Ellerini açıyor, gözlerini kapıyor, yükseldiğini hissediyor. Oysa elleri yok, gözleri, ruhu, hiçbir
varlığı yok o an. Kitabı aldığı rafa geri koyuyor.

"Ne yapıyorsun?" diyor O.
"Bugün resmini gördüğümüz kıza mektup yazıyorum" diyor. Yine kalbi çarpıyor.
Yine var olmayan'a dokunmaya çalıştığının farkında, oysa kitap okumalıydı, başka bir şeyler yazmalıydı belki, internetten chinese noodle tarifi bakmalıydı biraz daha. Böyle hissetmemeliydi.

"Peki" diyor. Gidiyor.


Evin duvarlarını kitap kapağı gibi kapamak istiyor üst üste. En içinde kalmak, bütün duvarların ağırlığıyla ezilmek, ama "safe" hissetmek istiyor. Çünkü şimdi duvarlardan geleceklere karşı tedirgin. Her an bir başka anı'nın tam ortasına çekilme korkusuyla yaşıyor "evi"nde. Ne yapmalıydı?


Bazen unutuyor, ama üzülmediği olmuyor hiç. İnsanın, belki kadının hissetme kapasitesine şaşıyor. Tüm kadınlar arasında bir connection olduğunu fark ediyor ama hemen ardından da ne kadar naifçe düşüncelere kapıldığını anlayıp başını ellerinin arasına alıyor yeniden.

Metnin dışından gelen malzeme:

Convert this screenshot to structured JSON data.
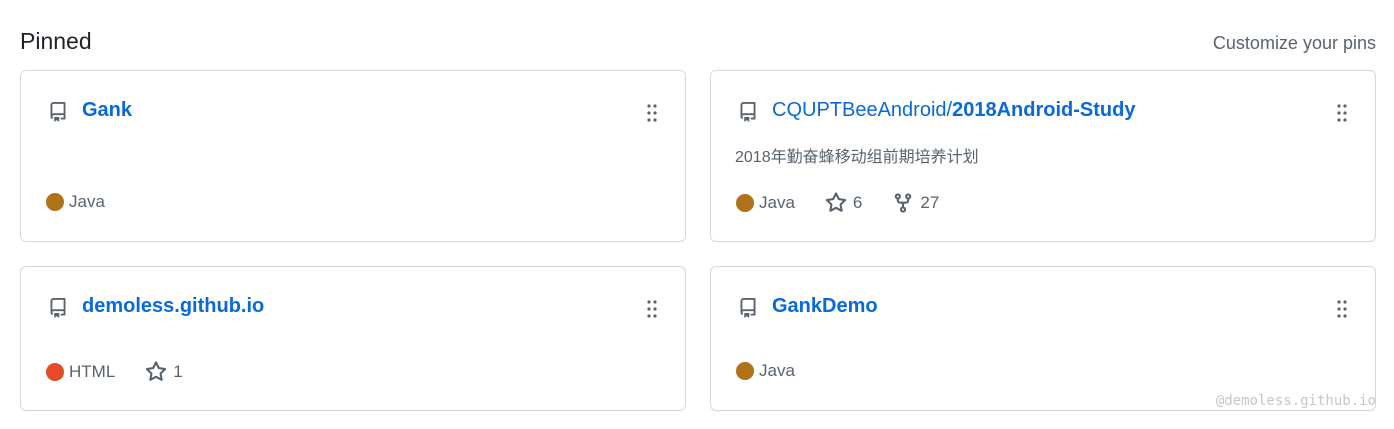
{
  "header": {
    "title": "Pinned",
    "customize_label": "Customize your pins"
  },
  "cards": [
    {
      "owner": "",
      "name": "Gank",
      "description": "",
      "language": "Java",
      "language_color": "#b07219",
      "stars": "",
      "forks": ""
    },
    {
      "owner": "CQUPTBeeAndroid/",
      "name": "2018Android-Study",
      "description": "2018年勤奋蜂移动组前期培养计划",
      "language": "Java",
      "language_color": "#b07219",
      "stars": "6",
      "forks": "27"
    },
    {
      "owner": "",
      "name": "demoless.github.io",
      "description": "",
      "language": "HTML",
      "language_color": "#e34c26",
      "stars": "1",
      "forks": ""
    },
    {
      "owner": "",
      "name": "GankDemo",
      "description": "",
      "language": "Java",
      "language_color": "#b07219",
      "stars": "",
      "forks": ""
    }
  ],
  "icons": {
    "repo": "repo-icon",
    "grabber": "grabber-icon",
    "star": "star-icon",
    "fork": "fork-icon"
  },
  "watermark": "@demoless.github.io"
}
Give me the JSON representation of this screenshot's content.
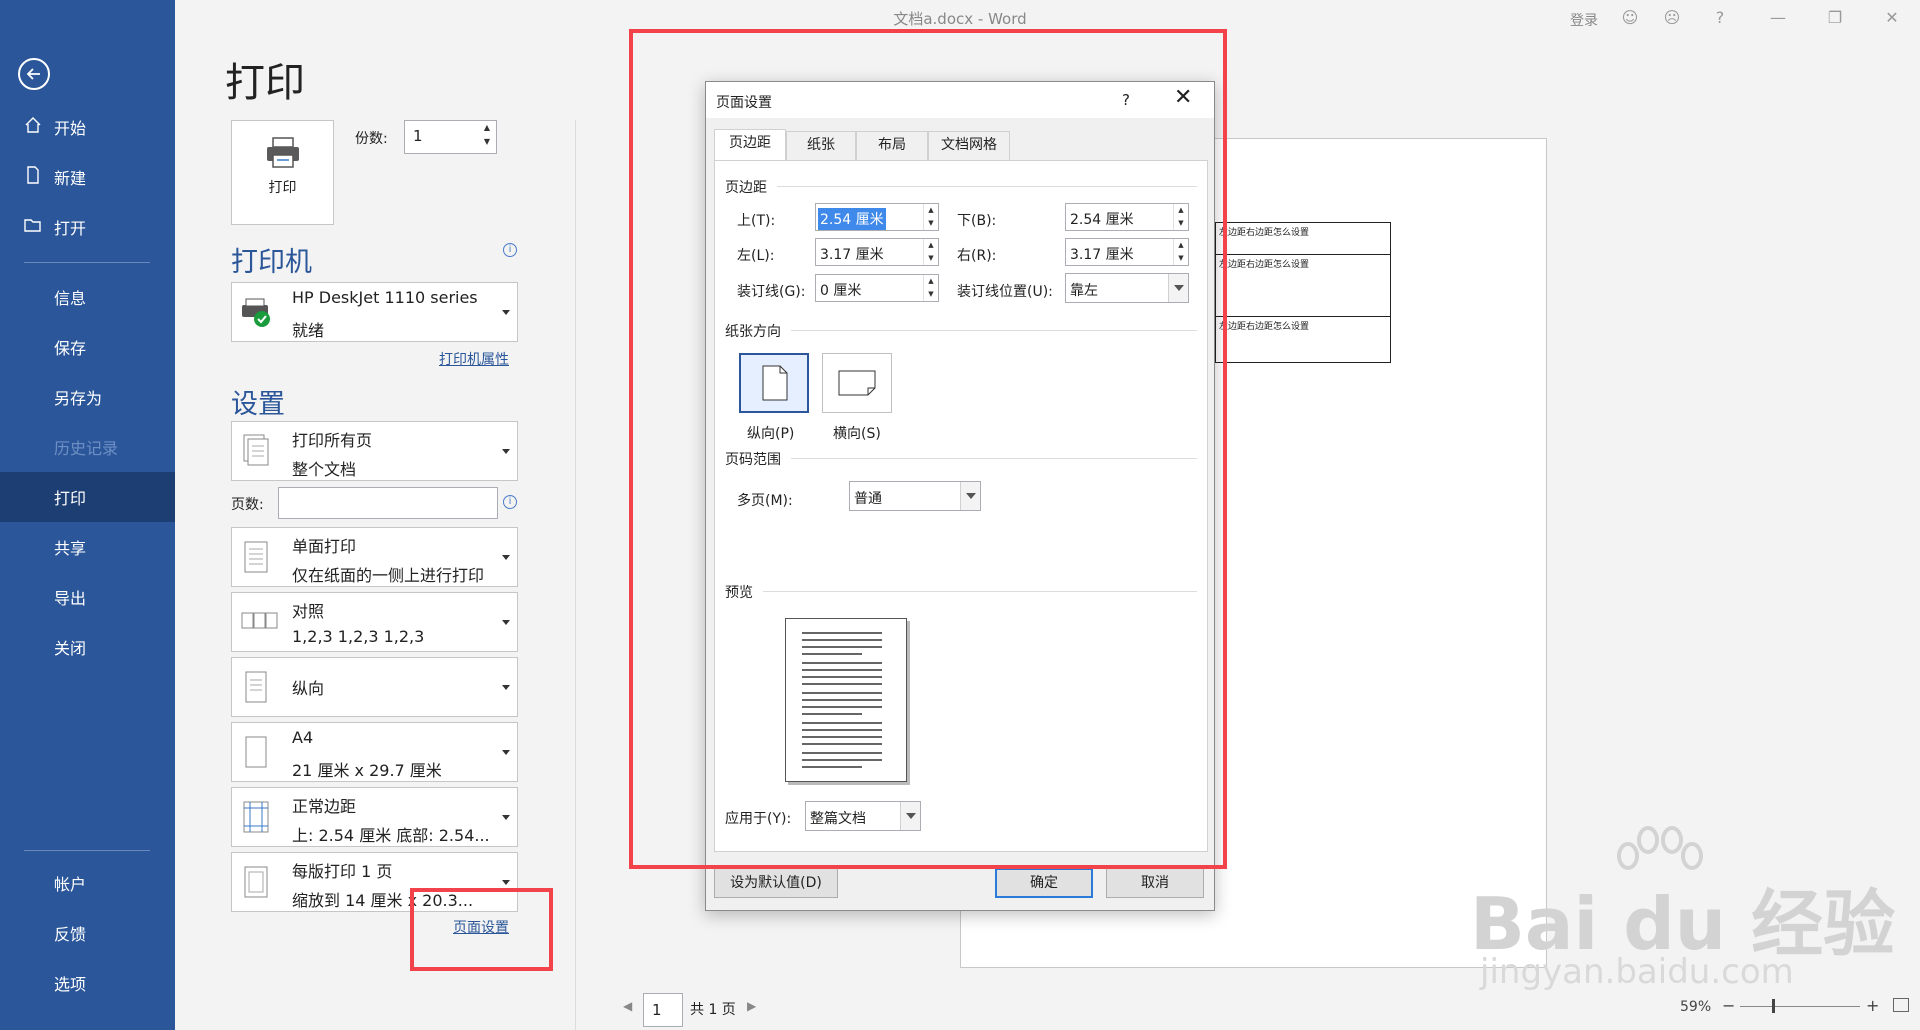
{
  "window": {
    "title": "文档a.docx - Word",
    "login": "登录"
  },
  "nav": {
    "items": [
      {
        "label": "开始",
        "icon": "home-icon"
      },
      {
        "label": "新建",
        "icon": "new-doc-icon"
      },
      {
        "label": "打开",
        "icon": "folder-open-icon"
      },
      {
        "label": "信息"
      },
      {
        "label": "保存"
      },
      {
        "label": "另存为"
      },
      {
        "label": "历史记录"
      },
      {
        "label": "打印"
      },
      {
        "label": "共享"
      },
      {
        "label": "导出"
      },
      {
        "label": "关闭"
      },
      {
        "label": "帐户"
      },
      {
        "label": "反馈"
      },
      {
        "label": "选项"
      }
    ]
  },
  "print": {
    "title": "打印",
    "button_label": "打印",
    "copies_label": "份数:",
    "copies_value": "1",
    "printer_heading": "打印机",
    "printer_name": "HP DeskJet 1110 series",
    "printer_status": "就绪",
    "printer_properties": "打印机属性",
    "settings_heading": "设置",
    "pages_label": "页数:",
    "pages_value": "",
    "settings": [
      {
        "line1": "打印所有页",
        "line2": "整个文档"
      },
      {
        "line1": "单面打印",
        "line2": "仅在纸面的一侧上进行打印"
      },
      {
        "line1": "对照",
        "line2": "1,2,3    1,2,3    1,2,3"
      },
      {
        "line1": "纵向",
        "line2": ""
      },
      {
        "line1": "A4",
        "line2": "21 厘米 x 29.7 厘米"
      },
      {
        "line1": "正常边距",
        "line2": "上: 2.54 厘米 底部: 2.54..."
      },
      {
        "line1": "每版打印 1 页",
        "line2": "缩放到 14 厘米 x 20.3..."
      }
    ],
    "page_setup_link": "页面设置"
  },
  "preview": {
    "table_cell_text": "左边距右边距怎么设置",
    "pager_value": "1",
    "pager_total": "共 1 页",
    "zoom": "59%"
  },
  "dialog": {
    "title": "页面设置",
    "help": "?",
    "tabs": [
      "页边距",
      "纸张",
      "布局",
      "文档网格"
    ],
    "margins_group": "页边距",
    "top_label": "上(T):",
    "top_value": "2.54 厘米",
    "bottom_label": "下(B):",
    "bottom_value": "2.54 厘米",
    "left_label": "左(L):",
    "left_value": "3.17 厘米",
    "right_label": "右(R):",
    "right_value": "3.17 厘米",
    "gutter_label": "装订线(G):",
    "gutter_value": "0 厘米",
    "gutter_pos_label": "装订线位置(U):",
    "gutter_pos_value": "靠左",
    "orientation_group": "纸张方向",
    "portrait_label": "纵向(P)",
    "landscape_label": "横向(S)",
    "page_range_group": "页码范围",
    "multiple_pages_label": "多页(M):",
    "multiple_pages_value": "普通",
    "preview_group": "预览",
    "apply_to_label": "应用于(Y):",
    "apply_to_value": "整篇文档",
    "default_button": "设为默认值(D)",
    "ok_button": "确定",
    "cancel_button": "取消"
  },
  "watermark": {
    "big": "Bai du 经验",
    "small": "jingyan.baidu.com"
  },
  "colors": {
    "nav_bg": "#2b579a",
    "nav_active": "#1d3e73",
    "accent": "#2b579a",
    "annotation": "#f2424a"
  }
}
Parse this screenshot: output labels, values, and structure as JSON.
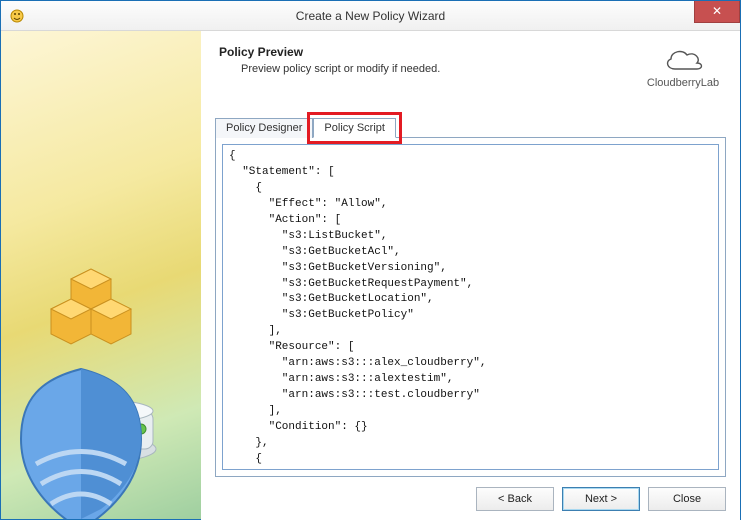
{
  "window": {
    "title": "Create a New Policy Wizard"
  },
  "header": {
    "title": "Policy Preview",
    "subtitle": "Preview policy script or modify if needed."
  },
  "brand": {
    "name": "CloudberryLab"
  },
  "tabs": {
    "designer": "Policy Designer",
    "script": "Policy Script",
    "active": "script"
  },
  "script_text": "{\n  \"Statement\": [\n    {\n      \"Effect\": \"Allow\",\n      \"Action\": [\n        \"s3:ListBucket\",\n        \"s3:GetBucketAcl\",\n        \"s3:GetBucketVersioning\",\n        \"s3:GetBucketRequestPayment\",\n        \"s3:GetBucketLocation\",\n        \"s3:GetBucketPolicy\"\n      ],\n      \"Resource\": [\n        \"arn:aws:s3:::alex_cloudberry\",\n        \"arn:aws:s3:::alextestim\",\n        \"arn:aws:s3:::test.cloudberry\"\n      ],\n      \"Condition\": {}\n    },\n    {\n      \"Effect\": \"Allow\",",
  "buttons": {
    "back": "< Back",
    "next": "Next >",
    "close": "Close"
  }
}
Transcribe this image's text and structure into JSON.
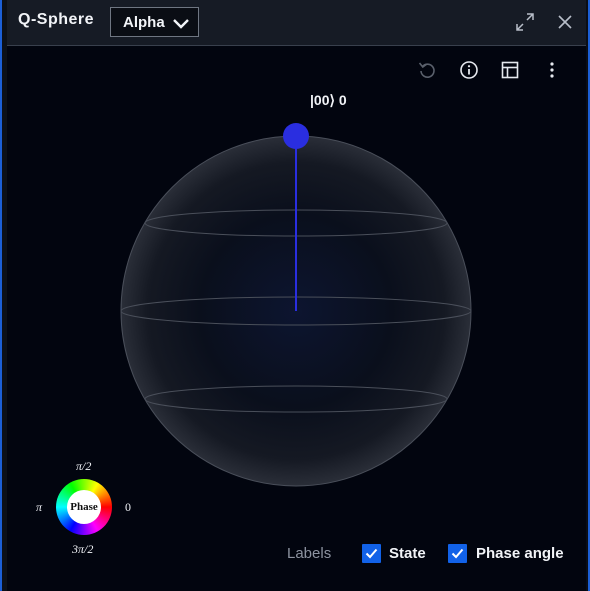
{
  "header": {
    "title": "Q-Sphere",
    "dropdown": {
      "selected": "Alpha"
    }
  },
  "toolbar": {
    "icons": [
      "undo-icon",
      "info-icon",
      "table-icon",
      "overflow-menu-icon"
    ]
  },
  "sphere": {
    "state_label": "|00⟩ 0",
    "state_color": "#2a2ee0",
    "state_probability": 1.0
  },
  "phase_wheel": {
    "center_label": "Phase",
    "top": "π/2",
    "left": "π",
    "right": "0",
    "bottom": "3π/2"
  },
  "labels": {
    "title": "Labels",
    "state": {
      "label": "State",
      "checked": true
    },
    "phase_angle": {
      "label": "Phase angle",
      "checked": true
    }
  },
  "colors": {
    "accent": "#1262e8",
    "background": "#02050f",
    "header": "#161b25"
  }
}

Bazen delirmekten çok korkuyor. Boğulmak üzere bir adam gibi hissediyor o zaman, suyun yüzeyine ulaşamamak çok korkutucu, bir daha nefes almayabileceğini bilmek dehşet verici. Elleriyle vuruyor suya, buz yüzey onu daha derine itiyor, ciğerleri suyla doluyor, ta ki düşünceleri donana dek.



Artık yazmak istemiyordum. Gelen her ne ise gitmişti. Senin hatıralarının yeri benimkilerle doldu. Yeniden. Kim olduğumu hatırladım, kaç zamandır burada olduğumu, ellerimi, yüzümü hatırladım. Ruhumdan gelen kusma isteği hafiflemişti.












Elleri buza vurmaktan kanıyordu.
Yavaşça uykuya daldı.







August/2009

Friday, April 10, 2009

Cesetlerin önce elleri yenir !

Ölmek elzem.

Ölüme dokunmamız gerekiyor. Televizyonda yapay kan/şiddet görmekten gerçeğini de kurgu gibi algılıyor insan artık.

Nip Tuck/ Dexter


Kan görmeye alıştık.
Etin bıçakla kesildiğini gördük.






Kokladık mı?
Elimizi dokundurduk mu damardan taze akan sıcaklığa? Tattık mı hiç?


Acı gerçek.
Unutma. Unutma.


Bir ceset görürsen, onda neyin eksik olduğunu bulmaya çalış.



You'll feel the terror of it.

It is the only way.

"What shall I do now? What shall I do?"

Herkesin dilinde bir bireylik, bir özgürlük.

Nah.


Ne kadar yırtınırsak yırtınalım özgür olma ihtimalimiz yok gibi şu noktadan sonra. Çünkü hiçbir şeyin geri dönüşü olmadığı bir noktadayız.

Her şey anlamlandırıldı.

T.S. Eliot umudu Doğu'da görmüştü.

"Shanti shanti shanti.."


Doğu da tüketildi.

Elimi uzatsam elektrik telleri geçmeyen, baz istasyonları olmayan neresi var dokunabileceğim?

Bütün bildiklerim, gördüklerim, yaşadıklarımla, nereye kaçabilirim artık?
Doğa beni kabul etmez. Kendimi bıraktığımda ormana, ölmem üç günü bulmaz.

Ben bozuldum. Kirlendim. Kirlettim. Öz'ü kaybettim.

Kurgu bitti. İhtimal yok oldu.


Midas elini neye uzatsa.. Çünkü..

Yine de..


Bulmaya çalışıyorum.

Her şeyi istememeye çok yaklaştım bu son kez.